As a major fan of early science fiction, I am ashamed to admit that I had never read The Time Machine before now. To some extent, I guess I did not feel that I had to because I loved the 1960 film with Rod Taylor and Yvette Mimieux so much that I watched it every time it was on TV when I was a child.

Model Lost in Time
Despite my enjoyment of the film I was disappointed to find that I actually struggled to get into the book. Wells published this story in 1895 initially as a serial novel for the New Review. The story is told from the perspective of the narrator recounting a long speech made by the unnamed Time Traveller. For me, this style felt quite laboured. The narrator only provides his own narrative to set up and round off the Time Traveller’s account and it was probably this style that hindered my immersion into the story.
In terms of the plot itself, it differs a lot from the film. The Time Traveller travels to 802,701 AD to find two races descended from humans: the beautiful and aloof Eloi who frolic around the place; and the Morlocks who live in an industrialised underground society and breed the Eloi for food. Throughout the story, the Time Traveller presents the Eloi as the more human of the two races because of their compassion and gentleness. The Morlocks are seen as far less human because of their pale apelike appearance and cannibalistic ways. And yet, the Morlocks are the only creatures who have continued to have a relationship with their machinery and technology. As a child of modern society, I found that this made the Morlocks more relatable and human than the Eloi who had discarded all technology — or perhaps after years locked away in the dark, writing up my thesis I just became more Morlock-like.
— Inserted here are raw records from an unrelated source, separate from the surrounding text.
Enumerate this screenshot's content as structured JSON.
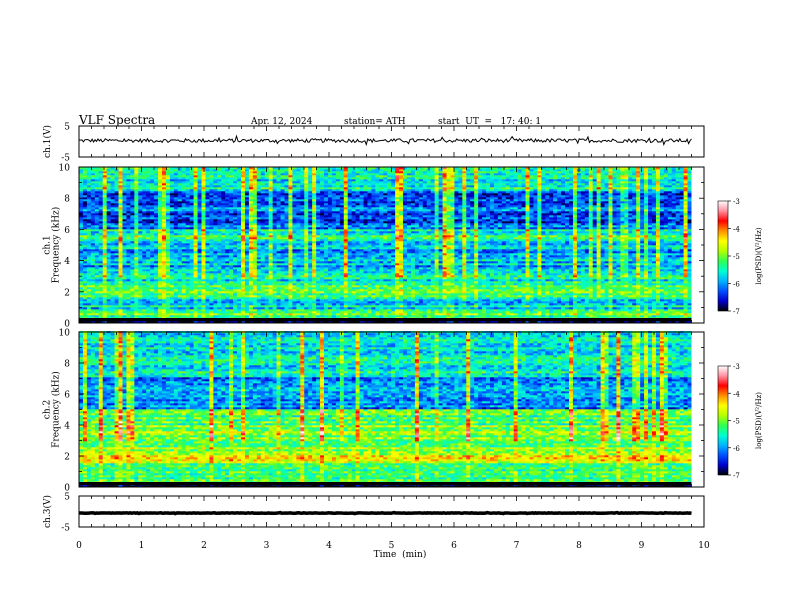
{
  "header": {
    "title": "VLF  Spectra",
    "date": "Apr. 12, 2024",
    "station": "station= ATH",
    "start_ut": "start  UT  =   17: 40: 1"
  },
  "colorbar": {
    "label": "log(PSD)(V²/Hz)",
    "ticks": [
      "-3",
      "-4",
      "-5",
      "-6",
      "-7"
    ],
    "range": [
      -7,
      -3
    ],
    "colors": [
      "#000000",
      "#0000cc",
      "#0050ff",
      "#00b4ff",
      "#00ffd0",
      "#30ff50",
      "#b4ff00",
      "#ffff00",
      "#ff9000",
      "#ff0000",
      "#ff90a0",
      "#ffffff"
    ]
  },
  "chart_data": [
    {
      "type": "line",
      "name": "ch1-waveform",
      "ylabel": "ch.1(V)",
      "ylim": [
        -5,
        5
      ],
      "yticks": [
        "5",
        "-5"
      ],
      "x": [
        0,
        9.8
      ],
      "approx_level_v": 0.3,
      "approx_jitter_v": 1.2
    },
    {
      "type": "heatmap",
      "name": "ch1-spectrogram",
      "ylabel": "ch.1\nFrequency  (kHz)",
      "ylim": [
        0,
        10
      ],
      "yticks": [
        "0",
        "2",
        "4",
        "6",
        "8",
        "10"
      ],
      "xlim": [
        0,
        9.8
      ],
      "bands_khz": [
        {
          "from": 0,
          "to": 0.3,
          "level": -7
        },
        {
          "from": 0.3,
          "to": 0.9,
          "level": -5.2
        },
        {
          "from": 0.9,
          "to": 1.6,
          "level": -5.8
        },
        {
          "from": 1.6,
          "to": 2.6,
          "level": -5.3
        },
        {
          "from": 2.6,
          "to": 3.4,
          "level": -5.6
        },
        {
          "from": 3.4,
          "to": 5.2,
          "level": -5.9
        },
        {
          "from": 5.2,
          "to": 6.0,
          "level": -5.5
        },
        {
          "from": 6.0,
          "to": 8.5,
          "level": -6.2
        },
        {
          "from": 8.5,
          "to": 10.0,
          "level": -5.6
        }
      ]
    },
    {
      "type": "heatmap",
      "name": "ch2-spectrogram",
      "ylabel": "ch.2\nFrequency  (kHz)",
      "ylim": [
        0,
        10
      ],
      "yticks": [
        "0",
        "2",
        "4",
        "6",
        "8",
        "10"
      ],
      "xlim": [
        0,
        9.8
      ],
      "bands_khz": [
        {
          "from": 0,
          "to": 0.3,
          "level": -7
        },
        {
          "from": 0.3,
          "to": 1.5,
          "level": -5.2
        },
        {
          "from": 1.5,
          "to": 2.3,
          "level": -4.6
        },
        {
          "from": 2.3,
          "to": 4.0,
          "level": -5.0
        },
        {
          "from": 4.0,
          "to": 5.0,
          "level": -5.2
        },
        {
          "from": 5.0,
          "to": 7.0,
          "level": -6.1
        },
        {
          "from": 7.0,
          "to": 10.0,
          "level": -5.6
        }
      ]
    },
    {
      "type": "line",
      "name": "ch3-waveform",
      "ylabel": "ch.3(V)",
      "ylim": [
        -5,
        5
      ],
      "yticks": [
        "5",
        "-5"
      ],
      "x": [
        0,
        9.8
      ],
      "approx_level_v": -0.5,
      "approx_jitter_v": 0.15
    }
  ],
  "xaxis": {
    "label": "Time  (min)",
    "range": [
      0,
      10
    ],
    "ticks": [
      "0",
      "1",
      "2",
      "3",
      "4",
      "5",
      "6",
      "7",
      "8",
      "9",
      "10"
    ]
  }
}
The majority of the novel recounts the Time Traveller’s attempts to engage with the Eloi (who take almost no interest in him) and explore the dilapidated, future landscape of London. Towards the middle, the Time Traveller realises that the Morlocks have stolen his Time Machine and the Time Traveller violently and aggressively seeks to get it back. What is interesting about this is that the Time Traveller spent a long time trying to communicate with the Eloi who greeted him by tugging and pulling on his clothes, and yet makes no effort to communicate with the Morlocks who also greet him by tugging and pulling at his clothes but when they start grabbing at him he tries to kill them even before he realises they consume the Eloi.

Morlock Shake
Despite the claustrophobic descriptions of the encounters with the Morlocks underground, I never felt any real sense of danger throughout the novel (the encounters were often over before any real sense of danger emerged) until the end. After wresting the machine back from the Morlocks, the Time Traveller goes a further thirty million years forward in time (which made no sense to me as an escape plan). In the very distant future, Wells presents a subtly terrifying eschatological vision. The Earth appears to have stopped rotating, the sun is an enormous, red and dead presence dominating the sky. The tides have stopped and any trace of civilisation is long gone. Throughout this time I got greatly concerned that the Time Traveller’s lungs were going to explode or that he would suffocate to death. Clearly, I had forgotten that he was telling the story of his past adventures in the present after he had returned largely unscathed from the future. I think.
Whilst I struggled to immerse myself into Wells’ world at the start of the novel, largely because of my own issues with the style of the text, I did become engrossed in the story towards the end. And Wells’ depiction of the future stands out as one that is well-thought-out and has survived the test of time. Wells’ reputation as a visionary of the future is well deserved 122 years in the future because of this. His prose and language are dated, but not so that it is unreadable. There is a nostalgic feel to his writing and that makes for quite a pleasant dichotomy.